Tasks

  1. Install and load the package reshape2 and have a look at the data set smiths. It is a very small data set (two observations) used for demonstration purposes.
    1. Add a logical (TRUE/FALSE) variable smoker to smiths. Use any values you like, e.g. c(FALSE, TRUE)
    2. Reshape this data set to form a “long table” format. Do this by using gather() on the columns age, weight, height and smoker. Set the “key” column’s name to “var” and the “value” column’s name to “y”. Store the result in an object named smiths_long. What happened to the logical values of the smoker variable?
    3. Use spread() on smiths_long to convert back to its original format, having age, weight, height and smoker as separate columns. What is the type of the smoker variable now and why is that so?
  2. Install the package reshape2 and inform yourself about the french_fries data that comes with the package.
    1. There are 5 flavors being rated in each row. Convert the data into “long format” by using gather() on the five flavor columns. The “key” column should be named “flavor” and the “value” column should be named “rating”. Store the result in an object tidy_fries.
    2. There are 696 observations in the original data set. Compare that to the number of rows in the “long” data set that you just created. Does the number of rows in the “long” data set make sense?

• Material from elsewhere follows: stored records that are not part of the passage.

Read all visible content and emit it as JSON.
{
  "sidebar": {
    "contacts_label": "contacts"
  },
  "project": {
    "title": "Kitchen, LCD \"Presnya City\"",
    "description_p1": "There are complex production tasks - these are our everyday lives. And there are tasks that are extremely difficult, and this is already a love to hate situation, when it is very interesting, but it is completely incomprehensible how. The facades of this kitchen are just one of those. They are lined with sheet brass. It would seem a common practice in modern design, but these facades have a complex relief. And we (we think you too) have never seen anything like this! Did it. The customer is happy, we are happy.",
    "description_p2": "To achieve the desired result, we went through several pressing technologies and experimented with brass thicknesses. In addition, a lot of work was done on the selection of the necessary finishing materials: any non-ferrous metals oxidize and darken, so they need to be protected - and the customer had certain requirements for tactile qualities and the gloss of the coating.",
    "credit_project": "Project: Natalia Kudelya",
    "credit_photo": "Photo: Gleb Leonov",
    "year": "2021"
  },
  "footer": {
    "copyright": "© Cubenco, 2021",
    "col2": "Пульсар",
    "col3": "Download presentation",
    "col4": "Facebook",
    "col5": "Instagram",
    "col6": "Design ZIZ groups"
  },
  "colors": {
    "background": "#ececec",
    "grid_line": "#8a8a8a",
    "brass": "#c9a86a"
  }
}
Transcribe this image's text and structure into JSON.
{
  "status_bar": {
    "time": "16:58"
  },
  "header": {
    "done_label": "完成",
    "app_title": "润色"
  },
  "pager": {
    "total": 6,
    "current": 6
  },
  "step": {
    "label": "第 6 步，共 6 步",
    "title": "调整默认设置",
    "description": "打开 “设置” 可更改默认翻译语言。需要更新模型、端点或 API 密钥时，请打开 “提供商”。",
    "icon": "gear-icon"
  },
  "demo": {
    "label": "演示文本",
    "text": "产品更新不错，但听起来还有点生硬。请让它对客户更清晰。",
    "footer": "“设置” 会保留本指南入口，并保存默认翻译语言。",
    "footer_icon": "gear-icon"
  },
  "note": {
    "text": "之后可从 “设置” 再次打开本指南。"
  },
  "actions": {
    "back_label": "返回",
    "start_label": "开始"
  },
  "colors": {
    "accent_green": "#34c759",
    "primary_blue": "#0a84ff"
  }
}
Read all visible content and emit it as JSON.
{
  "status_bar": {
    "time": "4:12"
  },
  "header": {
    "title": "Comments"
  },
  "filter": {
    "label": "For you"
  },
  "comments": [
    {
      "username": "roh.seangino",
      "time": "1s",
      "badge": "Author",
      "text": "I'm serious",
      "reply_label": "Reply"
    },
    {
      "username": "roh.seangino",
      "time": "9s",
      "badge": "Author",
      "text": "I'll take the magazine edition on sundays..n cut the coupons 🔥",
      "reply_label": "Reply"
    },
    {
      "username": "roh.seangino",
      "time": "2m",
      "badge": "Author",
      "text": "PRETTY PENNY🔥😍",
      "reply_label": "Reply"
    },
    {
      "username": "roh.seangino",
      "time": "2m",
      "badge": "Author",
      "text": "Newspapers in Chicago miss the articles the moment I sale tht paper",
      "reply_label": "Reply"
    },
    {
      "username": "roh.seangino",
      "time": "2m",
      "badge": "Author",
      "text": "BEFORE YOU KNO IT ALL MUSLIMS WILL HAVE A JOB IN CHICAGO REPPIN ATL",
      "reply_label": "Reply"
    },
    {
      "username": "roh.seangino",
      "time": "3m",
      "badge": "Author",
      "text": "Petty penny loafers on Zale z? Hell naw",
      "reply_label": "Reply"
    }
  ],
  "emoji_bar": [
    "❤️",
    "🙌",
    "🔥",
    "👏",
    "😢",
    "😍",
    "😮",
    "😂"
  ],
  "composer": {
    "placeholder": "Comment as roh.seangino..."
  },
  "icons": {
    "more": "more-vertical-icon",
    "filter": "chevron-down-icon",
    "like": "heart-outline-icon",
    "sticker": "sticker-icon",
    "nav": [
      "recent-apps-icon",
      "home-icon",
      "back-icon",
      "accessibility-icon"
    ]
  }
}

    3. Make a boxplot that shows a box for each interaction between treatment and flavor (x-axis) regarding their rating (y-axis). Note: Interaction means each possible combination of treatment and flavor. It can be constructed with interaction(treatment, flavor).
    4. Improve the above plot by creating “small multiples”, i.e. facets for the variable flavor. This means each facet (i.e. a small embedded plot) then shows a boxplot for a specific flavor (with treatments on the x-axis and rating on the y-axis). Note: Add facet_grid(~ flavor) to your plot to create small boxplots per flavor in a row.
  3. Load the data UN from the package carData and inform yourself about it.
    1. You want to study the relationship between Gross Domestic Product (GDP) and infant mortality using this data. What kind of plot can you use to do that? Which variables go on which axes?
    2. Construct a scatter plot that plots GDP (ppgdp variable) against infant mortality rate (infantMortality variable).
    3. How can you improve the plot to avoid overplotting? How can you aid the eye in showing a trend?
    4. Add another dimension to the plot by making the points’ color dependent on the variable group. Keep the trend lines. What are the problems with the trend lines, especially for the groups “africa” and “other”?
  4. Get acquainted with the data set Arrests from the package carData
    1. Summarize the data by creating a data set with the number of arrests per year and sex (Hint: you can use group_by() and count() or n())
    2. Visualize the data using an appropriate type of plot. Is there something in the trend that makes you wonder? If so, what could be the reason(s) for that?